Epigenetics is key to human health. Research has shown that epigenetic information is heritable but the details of this inheritance are still a mystery. One system which brings about epigenetic change involves the histone protein family. Histones package and organize DNA into structural units and are the chief protein components of chromatin. They also play a critical role in gene expression regulation. The CHROMAPHY (Structural preferences of histone variants during chromatin assembly in Physarum polycephalum) project was developed to exploit the model organism Physarum polycephalum in monitoring synthetic histone incorporation into chromatin, and has subsequently been expanded to the use of human cells in monitoring real-time chromatin assembly, and the molecular mechanisms that underlie this important process.

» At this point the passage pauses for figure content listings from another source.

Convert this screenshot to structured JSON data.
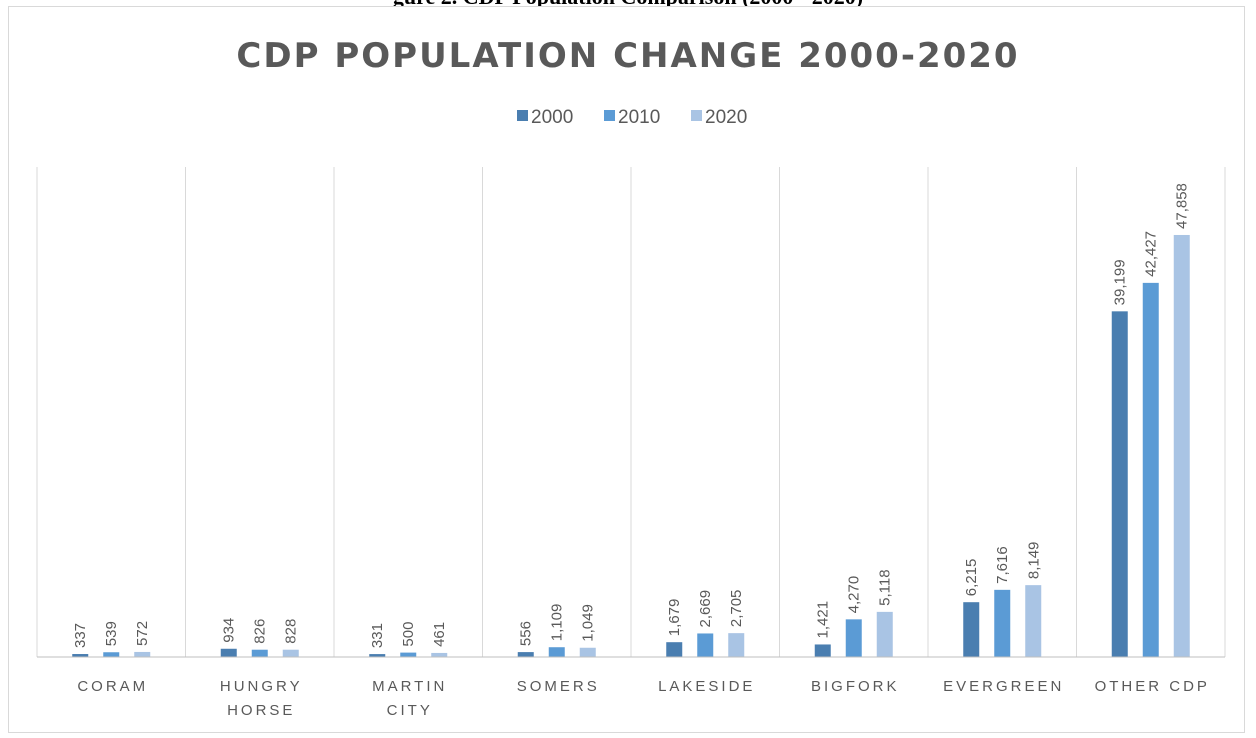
{
  "page": {
    "top_heading": "gure 2. CDP Population Comparison (2000 - 2020)"
  },
  "colors": {
    "s2000": "#4a7eb0",
    "s2010": "#5b9bd5",
    "s2020": "#a9c4e4",
    "grid": "#d9d9d9",
    "axis": "#bfbfbf",
    "text": "#595959"
  },
  "chart_data": {
    "type": "bar",
    "title": "CDP POPULATION CHANGE 2000-2020",
    "xlabel": "",
    "ylabel": "",
    "ylim": [
      0,
      55000
    ],
    "grid": "vertical category separators",
    "legend": "top-center",
    "categories": [
      [
        "CORAM"
      ],
      [
        "HUNGRY",
        "HORSE"
      ],
      [
        "MARTIN",
        "CITY"
      ],
      [
        "SOMERS"
      ],
      [
        "LAKESIDE"
      ],
      [
        "BIGFORK"
      ],
      [
        "EVERGREEN"
      ],
      [
        "OTHER CDP"
      ]
    ],
    "series": [
      {
        "name": "2000",
        "values": [
          337,
          934,
          331,
          556,
          1679,
          1421,
          6215,
          39199
        ],
        "labels": [
          "337",
          "934",
          "331",
          "556",
          "1,679",
          "1,421",
          "6,215",
          "39,199"
        ]
      },
      {
        "name": "2010",
        "values": [
          539,
          826,
          500,
          1109,
          2669,
          4270,
          7616,
          42427
        ],
        "labels": [
          "539",
          "826",
          "500",
          "1,109",
          "2,669",
          "4,270",
          "7,616",
          "42,427"
        ]
      },
      {
        "name": "2020",
        "values": [
          572,
          828,
          461,
          1049,
          2705,
          5118,
          8149,
          47858
        ],
        "labels": [
          "572",
          "828",
          "461",
          "1,049",
          "2,705",
          "5,118",
          "8,149",
          "47,858"
        ]
      }
    ]
  }
}
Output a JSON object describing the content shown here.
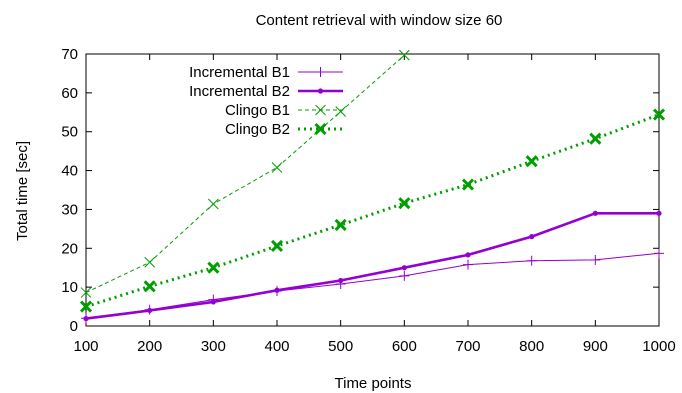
{
  "chart_data": {
    "type": "line",
    "title": "Content retrieval with window size 60",
    "xlabel": "Time points",
    "ylabel": "Total time [sec]",
    "xlim": [
      100,
      1000
    ],
    "ylim": [
      0,
      70
    ],
    "xticks": [
      100,
      200,
      300,
      400,
      500,
      600,
      700,
      800,
      900,
      1000
    ],
    "yticks": [
      0,
      10,
      20,
      30,
      40,
      50,
      60,
      70
    ],
    "grid": false,
    "legend_position": "top-left",
    "series": [
      {
        "name": "Incremental B1",
        "color": "#9400d3",
        "style": "thin solid, plus markers",
        "x": [
          100,
          200,
          300,
          400,
          500,
          600,
          700,
          800,
          900,
          1000
        ],
        "y": [
          2.0,
          4.2,
          6.8,
          9.0,
          10.8,
          12.9,
          15.8,
          16.8,
          17.0,
          18.7
        ]
      },
      {
        "name": "Incremental B2",
        "color": "#9400d3",
        "style": "thick solid, dot markers",
        "x": [
          100,
          200,
          300,
          400,
          500,
          600,
          700,
          800,
          900,
          1000
        ],
        "y": [
          1.9,
          4.0,
          6.2,
          9.2,
          11.7,
          15.0,
          18.3,
          23.0,
          29.0,
          29.0
        ]
      },
      {
        "name": "Clingo B1",
        "color": "#009e00",
        "style": "thin dashed, x markers",
        "x": [
          100,
          200,
          300,
          400,
          500,
          600
        ],
        "y": [
          8.6,
          16.4,
          31.4,
          40.8,
          55.2,
          69.7
        ]
      },
      {
        "name": "Clingo B2",
        "color": "#009e00",
        "style": "thick dotted, bold x markers",
        "x": [
          100,
          200,
          300,
          400,
          500,
          600,
          700,
          800,
          900,
          1000
        ],
        "y": [
          5.0,
          10.2,
          15.0,
          20.6,
          26.0,
          31.6,
          36.4,
          42.4,
          48.2,
          54.4
        ]
      }
    ]
  }
}
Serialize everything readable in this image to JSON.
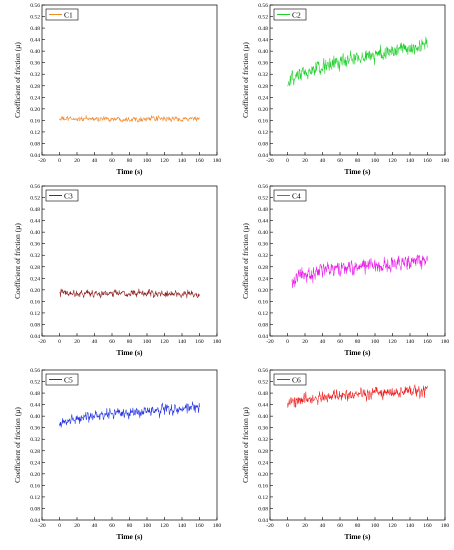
{
  "chart_data": [
    {
      "type": "line",
      "xlabel": "Time (s)",
      "ylabel": "Coefficient of friction (µ)",
      "xlim": [
        -20,
        180
      ],
      "ylim": [
        0.04,
        0.56
      ],
      "xticks": [
        "-20",
        "0",
        "20",
        "40",
        "60",
        "80",
        "100",
        "120",
        "140",
        "160",
        "180"
      ],
      "yticks": [
        "0.04",
        "0.08",
        "0.12",
        "0.16",
        "0.20",
        "0.24",
        "0.28",
        "0.32",
        "0.36",
        "0.40",
        "0.44",
        "0.48",
        "0.52",
        "0.56"
      ],
      "legend": "top-left",
      "series": [
        {
          "name": "C1",
          "color": "#f28a2e",
          "x_start": 0,
          "x_end": 160,
          "start_mean": 0.165,
          "end_mean": 0.165,
          "noise": 0.012,
          "min": 0.14,
          "max": 0.2
        }
      ]
    },
    {
      "type": "line",
      "xlabel": "Time (s)",
      "ylabel": "Coefficient of friction (µ)",
      "xlim": [
        -20,
        180
      ],
      "ylim": [
        0.04,
        0.56
      ],
      "xticks": [
        "-20",
        "0",
        "20",
        "40",
        "60",
        "80",
        "100",
        "120",
        "140",
        "160",
        "180"
      ],
      "yticks": [
        "0.04",
        "0.08",
        "0.12",
        "0.16",
        "0.20",
        "0.24",
        "0.28",
        "0.32",
        "0.36",
        "0.40",
        "0.44",
        "0.48",
        "0.52",
        "0.56"
      ],
      "legend": "top-left",
      "series": [
        {
          "name": "C2",
          "color": "#1fcf2b",
          "x_start": 0,
          "x_end": 160,
          "start_mean": 0.27,
          "end_mean": 0.42,
          "noise": 0.035,
          "min": 0.2,
          "max": 0.5
        }
      ]
    },
    {
      "type": "line",
      "xlabel": "Time (s)",
      "ylabel": "Coefficient of friction (µ)",
      "xlim": [
        -20,
        180
      ],
      "ylim": [
        0.04,
        0.56
      ],
      "xticks": [
        "-20",
        "0",
        "20",
        "40",
        "60",
        "80",
        "100",
        "120",
        "140",
        "160",
        "180"
      ],
      "yticks": [
        "0.04",
        "0.08",
        "0.12",
        "0.16",
        "0.20",
        "0.24",
        "0.28",
        "0.32",
        "0.36",
        "0.40",
        "0.44",
        "0.48",
        "0.52",
        "0.56"
      ],
      "legend": "top-left",
      "series": [
        {
          "name": "C3",
          "color": "#8b1a1a",
          "x_start": 0,
          "x_end": 160,
          "start_mean": 0.19,
          "end_mean": 0.185,
          "noise": 0.016,
          "min": 0.15,
          "max": 0.24
        }
      ]
    },
    {
      "type": "line",
      "xlabel": "Time (s)",
      "ylabel": "Coefficient of friction (µ)",
      "xlim": [
        -20,
        180
      ],
      "ylim": [
        0.04,
        0.56
      ],
      "xticks": [
        "-20",
        "0",
        "20",
        "40",
        "60",
        "80",
        "100",
        "120",
        "140",
        "160",
        "180"
      ],
      "yticks": [
        "0.04",
        "0.08",
        "0.12",
        "0.16",
        "0.20",
        "0.24",
        "0.28",
        "0.32",
        "0.36",
        "0.40",
        "0.44",
        "0.48",
        "0.52",
        "0.56"
      ],
      "legend": "top-left",
      "series": [
        {
          "name": "C4",
          "color": "#e81ce8",
          "x_start": 5,
          "x_end": 160,
          "start_mean": 0.23,
          "end_mean": 0.3,
          "noise": 0.035,
          "min": 0.15,
          "max": 0.39
        }
      ]
    },
    {
      "type": "line",
      "xlabel": "Time (s)",
      "ylabel": "Coefficient of friction (µ)",
      "xlim": [
        -20,
        180
      ],
      "ylim": [
        0.04,
        0.56
      ],
      "xticks": [
        "-20",
        "0",
        "20",
        "40",
        "60",
        "80",
        "100",
        "120",
        "140",
        "160",
        "180"
      ],
      "yticks": [
        "0.04",
        "0.08",
        "0.12",
        "0.16",
        "0.20",
        "0.24",
        "0.28",
        "0.32",
        "0.36",
        "0.40",
        "0.44",
        "0.48",
        "0.52",
        "0.56"
      ],
      "legend": "top-left",
      "series": [
        {
          "name": "C5",
          "color": "#1f2fe0",
          "x_start": 0,
          "x_end": 160,
          "start_mean": 0.37,
          "end_mean": 0.43,
          "noise": 0.025,
          "min": 0.3,
          "max": 0.5
        }
      ]
    },
    {
      "type": "line",
      "xlabel": "Time (s)",
      "ylabel": "Coefficient of friction (µ)",
      "xlim": [
        -20,
        180
      ],
      "ylim": [
        0.04,
        0.56
      ],
      "xticks": [
        "-20",
        "0",
        "20",
        "40",
        "60",
        "80",
        "100",
        "120",
        "140",
        "160",
        "180"
      ],
      "yticks": [
        "0.04",
        "0.08",
        "0.12",
        "0.16",
        "0.20",
        "0.24",
        "0.28",
        "0.32",
        "0.36",
        "0.40",
        "0.44",
        "0.48",
        "0.52",
        "0.56"
      ],
      "legend": "top-left",
      "series": [
        {
          "name": "C6",
          "color": "#ee1c1c",
          "x_start": 0,
          "x_end": 160,
          "start_mean": 0.44,
          "end_mean": 0.49,
          "noise": 0.025,
          "min": 0.36,
          "max": 0.55
        }
      ]
    }
  ]
}
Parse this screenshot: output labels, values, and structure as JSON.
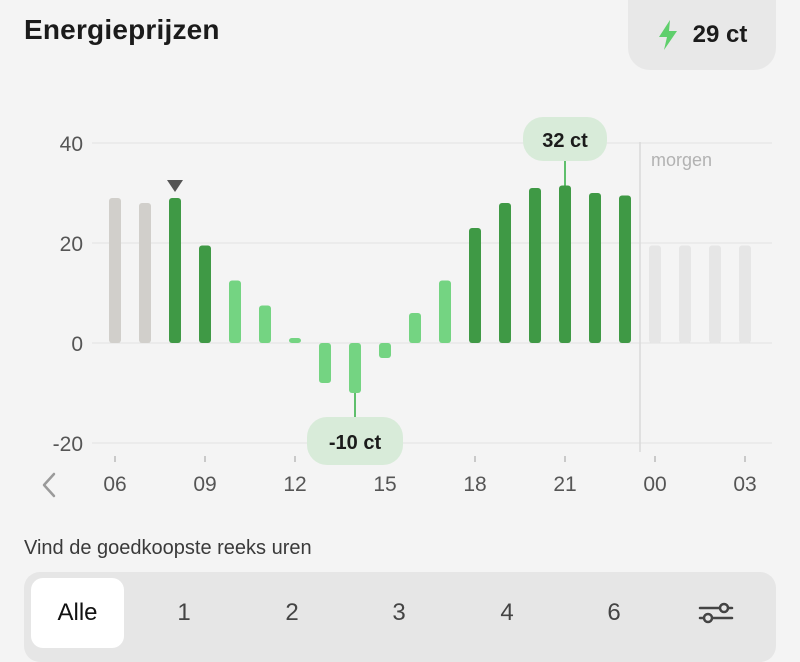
{
  "header": {
    "title": "Energieprijzen",
    "current_price": "29 ct",
    "bolt_icon": "lightning-bolt-icon"
  },
  "chart_data": {
    "type": "bar",
    "ylim": [
      -20,
      40
    ],
    "yticks": [
      "40",
      "20",
      "0",
      "-20"
    ],
    "ytick_values": [
      40,
      20,
      0,
      -20
    ],
    "xtick_labels": [
      "06",
      "09",
      "12",
      "15",
      "18",
      "21",
      "00",
      "03"
    ],
    "hours": [
      6,
      7,
      8,
      9,
      10,
      11,
      12,
      13,
      14,
      15,
      16,
      17,
      18,
      19,
      20,
      21,
      22,
      23,
      0,
      1,
      2,
      3
    ],
    "values": [
      29,
      28,
      29,
      19.5,
      12.5,
      7.5,
      1,
      -8,
      -10,
      -3,
      6,
      12.5,
      23,
      28,
      31,
      31.5,
      30,
      29.5,
      19.5,
      19.5,
      19.5,
      19.5
    ],
    "bar_states": [
      "past",
      "past",
      "current",
      "high",
      "low",
      "low",
      "low",
      "low",
      "low",
      "low",
      "low",
      "low",
      "high",
      "high",
      "high",
      "high",
      "high",
      "high",
      "tomorrow",
      "tomorrow",
      "tomorrow",
      "tomorrow"
    ],
    "current_marker": "triangle-down-icon",
    "max_label": "32 ct",
    "min_label": "-10 ct",
    "max_index": 15,
    "min_index": 8,
    "tomorrow_label": "morgen",
    "grid": true,
    "colors": {
      "past": "#d1cfcb",
      "current": "#3f9945",
      "high": "#3f9945",
      "low": "#74d482",
      "tomorrow": "#e6e6e6",
      "callout_bg": "#d8ebd9",
      "callout_line": "#5fbf6c",
      "grid": "#e2e2e2"
    }
  },
  "nav": {
    "prev_icon": "chevron-left-icon"
  },
  "filter": {
    "label": "Vind de goedkoopste reeks uren",
    "options": [
      "Alle",
      "1",
      "2",
      "3",
      "4",
      "6"
    ],
    "selected": "Alle",
    "settings_icon": "sliders-icon"
  }
}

Using selected techniques from chemical biology, protein engineering and live cell imaging, the researchers have produced novel reagents that enable probing of the chromatin assembly pathway, and have used these reagents to uncover a new molecular mechanism employed by the core histone chaperoning machinery in assembling chromatin. CHROMAPHY research results can be applied in ascertaining what happens in chromatin inheritance and how epigenetic changes are passed on to the next generations. Chromatin proteins are the most conserved class of proteins in nature and research with the slime mould will continue to allow the transfer of knowledge and method development to investigate human molecular genetics.